Wednesday, June 10, 2009

Getting it done

One nice thing about being a mother, I've discovered, is that even when I feel completely exhausted or utterly lazy, I can get things done because they need to be gotten done. I can't put off doing the diaper laundry simply because I'd rather sit on the couch and read - we have to have something to put on his bottom if we're not planning on being super-vigilant and concentrating 100% on EC.

That's not to say I don't take it easy. I am still enjoying spending lots of uninterrupted time with Jacob, getting to know his unique personality. I am finding that he has a wonderfully horrible combination of both my and Chris' bull-headedness. When he doesn't want something, he fights it with every ounce of strength in his tiny body. And if he DOES want something, he goes for it whole-heartedly.

I am glad we'll be working on doing both Montessori and unschooling with him, because I think in a traditional educational setting, he'd be a nightmare child.

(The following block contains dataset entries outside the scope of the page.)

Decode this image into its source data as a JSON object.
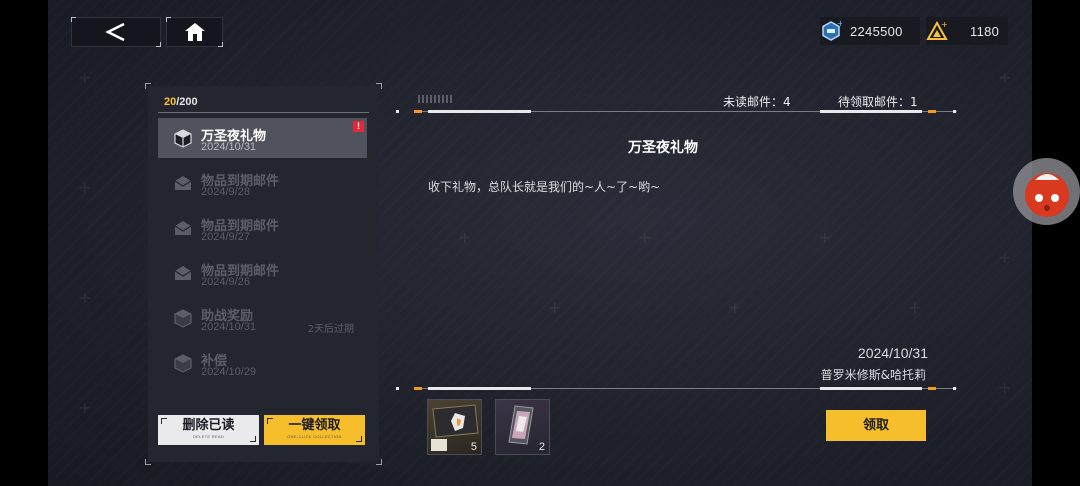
{
  "topbar": {
    "back_icon": "chevron-left-icon",
    "home_icon": "home-icon",
    "currency_primary": "2245500",
    "currency_secondary": "1180"
  },
  "mailbox": {
    "count_current": "20",
    "count_total": "/200",
    "items": [
      {
        "title": "万圣夜礼物",
        "date": "2024/10/31",
        "expire": "",
        "icon": "gift-box-icon",
        "state": "selected",
        "unread_badge": "!"
      },
      {
        "title": "物品到期邮件",
        "date": "2024/9/28",
        "expire": "",
        "icon": "envelope-icon",
        "state": "read"
      },
      {
        "title": "物品到期邮件",
        "date": "2024/9/27",
        "expire": "",
        "icon": "envelope-icon",
        "state": "read"
      },
      {
        "title": "物品到期邮件",
        "date": "2024/9/26",
        "expire": "",
        "icon": "envelope-icon",
        "state": "read"
      },
      {
        "title": "助战奖励",
        "date": "2024/10/31",
        "expire": "2天后过期",
        "icon": "gift-box-icon",
        "state": "read"
      },
      {
        "title": "补偿",
        "date": "2024/10/29",
        "expire": "",
        "icon": "gift-box-icon",
        "state": "read"
      }
    ],
    "delete_read_label": "删除已读",
    "delete_read_sub": "DELETE READ",
    "collect_all_label": "一键领取",
    "collect_all_sub": "ONE-CLICK COLLECTION"
  },
  "detail": {
    "unread_label": "未读邮件：4",
    "pending_label": "待领取邮件：1",
    "title": "万圣夜礼物",
    "body": "收下礼物，总队长就是我们的~人~了~哟~",
    "date": "2024/10/31",
    "sender": "普罗米修斯&哈托莉",
    "rewards": [
      {
        "icon": "data-card-icon",
        "quantity": "5"
      },
      {
        "icon": "phone-device-icon",
        "quantity": "2"
      }
    ],
    "claim_label": "领取"
  },
  "colors": {
    "accent": "#f7be2c",
    "badge": "#e8263a",
    "background": "#1f212b"
  }
}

Thinking over what I've written so far, I am vaguely amazed at myself. My goal was never to be a stay-at-home mom. I'd never made a strong and fast goal, other than being published someday, but I had always assumed worked out of the house would be in my future. Chris and I both intend for me to do a little part-time work once Jacob is around five to six months old, but we are both very aware that it will be extremely part-time - probably not even 20hr a week - and that once I get hugely pregnant with our second, I will be leaving work probably for the forseeable future.

With any luck, I will be able to write from home at that point, but I won't expect that outcome. He and I just know that we want the absolute best for our kids, and the absolute best is mommy being at home and accessable to them. And somehow, I'm okay with that future. Interesting how things change, isn't it?